Suppose you want to add the prefix 'to' to a word, you simply use #/to#.
Suppose you want to suffix 'na' to a word, you simply use #/#na.
The '#' character in these rules represents 'the whole word'. So these rules mean 'replace the whole word, with to+the whole word' etc. In other words, if your root word is kari, the code #/to# outputs tokari, and #/#na outputs karina.
[top]How do I insert something between two sounds?
If you want to insert something between two sounds, the best way to do this is to utilise the '%' character. For example, suppose you want to add 'j' between two vowels (so 'ao' > 'ajo'). You can use the rule: V/%j/_V OR V/j%/V_ OR /j/V_V to do this.
The first rule means 'replace a vowel (V) with the same vowel+j (%j) when it precedes another vowel (_V)'.
The second rule means 'replace a vowel (V) with j+same vowel (j%) when it follows another vowel (V_)'.
The third rule means 'insert j (/j) between any two vowels (V_V).'
[top]How do I add particles/prepositions/postpositions?
You can use the '-' character to insert/change/delete/etc a space. For example, if you want to add a preposition 'an', you could use #/an-#. This would change "taka" to "an taka". Please note that after this rule has been applied, the PhoMo will analyse "an taka" as a single word, and not as two separate words.
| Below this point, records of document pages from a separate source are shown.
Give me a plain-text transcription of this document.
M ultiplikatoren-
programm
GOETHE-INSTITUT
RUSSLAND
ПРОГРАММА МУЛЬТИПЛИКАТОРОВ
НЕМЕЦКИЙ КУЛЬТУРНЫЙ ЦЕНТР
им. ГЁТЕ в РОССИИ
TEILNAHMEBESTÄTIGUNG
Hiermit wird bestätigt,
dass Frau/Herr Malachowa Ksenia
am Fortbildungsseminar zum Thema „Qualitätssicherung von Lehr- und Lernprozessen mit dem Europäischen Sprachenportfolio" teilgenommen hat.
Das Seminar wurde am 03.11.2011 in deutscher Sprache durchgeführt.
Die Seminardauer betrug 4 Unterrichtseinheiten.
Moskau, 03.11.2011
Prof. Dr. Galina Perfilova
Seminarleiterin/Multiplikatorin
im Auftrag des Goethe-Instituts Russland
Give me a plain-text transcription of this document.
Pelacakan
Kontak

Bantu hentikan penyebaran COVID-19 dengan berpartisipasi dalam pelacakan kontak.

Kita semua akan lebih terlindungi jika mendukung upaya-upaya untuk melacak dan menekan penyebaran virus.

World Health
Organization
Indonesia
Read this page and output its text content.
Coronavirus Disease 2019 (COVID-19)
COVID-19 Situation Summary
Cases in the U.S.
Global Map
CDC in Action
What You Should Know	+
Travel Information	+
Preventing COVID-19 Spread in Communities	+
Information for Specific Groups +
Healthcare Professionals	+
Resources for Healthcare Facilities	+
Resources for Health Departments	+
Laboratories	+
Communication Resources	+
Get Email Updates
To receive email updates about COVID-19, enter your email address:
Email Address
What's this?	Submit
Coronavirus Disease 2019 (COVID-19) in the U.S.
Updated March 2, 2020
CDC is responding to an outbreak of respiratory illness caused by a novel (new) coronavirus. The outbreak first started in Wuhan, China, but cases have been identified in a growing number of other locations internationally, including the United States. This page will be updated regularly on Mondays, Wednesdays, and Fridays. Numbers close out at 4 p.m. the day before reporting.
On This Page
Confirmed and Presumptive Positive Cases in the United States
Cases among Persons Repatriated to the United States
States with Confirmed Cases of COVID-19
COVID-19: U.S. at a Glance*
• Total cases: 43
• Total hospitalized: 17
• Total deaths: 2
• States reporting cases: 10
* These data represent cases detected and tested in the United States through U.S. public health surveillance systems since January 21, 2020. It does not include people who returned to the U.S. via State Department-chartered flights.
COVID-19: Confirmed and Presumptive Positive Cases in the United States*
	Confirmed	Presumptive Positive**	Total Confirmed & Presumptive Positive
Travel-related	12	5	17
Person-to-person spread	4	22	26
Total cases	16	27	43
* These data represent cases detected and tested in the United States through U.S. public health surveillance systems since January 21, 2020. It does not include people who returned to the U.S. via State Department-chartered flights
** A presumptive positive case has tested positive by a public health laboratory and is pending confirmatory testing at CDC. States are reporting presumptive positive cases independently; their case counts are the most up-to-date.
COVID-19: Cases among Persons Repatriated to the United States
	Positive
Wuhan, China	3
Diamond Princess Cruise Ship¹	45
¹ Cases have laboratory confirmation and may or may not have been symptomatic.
If you've added a rule using categories such as 'V' for vowels, 'C' for consonants, or other letters for other groups of sounds/letters, and the rules aren't recognising these you may need to set these up on the orthographical categories page.
Digraphs don't work for a number of reasons, but mainly as it is difficult to PhoMo to tell what is actually a digraph and what is just two sequential/adjacent letters. While in some languages this distinction may be clear, this is not a universal thing and therefore can't be applied to all languages.
If you specifically want to target a digraph (or bigger polygraphs), you can do so using specific rules for them (such as: ch/s/_#).
This is a constant challenge for people who are new to PhoMo. There could be a number of reasons these aren't working. However, these are usually linked to whether or not you are using combined characters to create your diacritics, or if you are using precomposed characters.
Combined characters are not single letters
As far as programming languages and Unicode are concerned, a single character that has been created with combining character diacritics are not a single letter. For example, <k̂> is actually two letters: <k> and <^>. For this reason, they often won't work properly in categories (this is also explained in this FAQ article).
Combined characters are not the same as precomposed characters
As far as programming languages and Unicode are concerned, a precomposed character is NOT the same as a combined character. As mentioned above, this is partly because combined characters are not single characters, but also because the precomposed letter has a different Unicode codepoint to the base letter of the combined character (in simple terms, they're completely different).
For this reason, if you use <ã> (combined) in a word, for example kãma, but use <ã> (precomposed) in your rule, for example ã/a/_m, the rule will not change anything. That is because it looks for the precomposed character, but cannot find it.
How can I tell which is which?
One easy test is to try deleting the character using the backspace key (without highlighting it). If the diacritic disappears first, then it's likely a combined character. If the whole thing deletes after one press, it's precomposed.
There's also a field where you can test the character on on the latin diacritic map page. If you put the letter into the field, it will tell you whether it is combined or not.
Where possible, we always recommend using precomposed characters.
PhoMo is currently used for a number of different areas of the site. In some of these areas, PhoMo is used to alter words on an orthographic level (for example, in grammar tables). In other areas (such as the pronunciation estimation), PhoMo is altering IPA text.
As your range of vowels will (most likely) be different on an orthographic level than the range of IPA vowels your language has, we use scopes to differentiate them.
The general scope is used where PhoMo alters words orthographically.
The IPA scope is used where PhoMo alters IPA.
The testing scope is just that, it's used only on the Phomo testing page.
The testing scope is useful if you want to test how something looks, or if it works well, before changing your actual scopes. This saves you having to undo everything if you decide against it.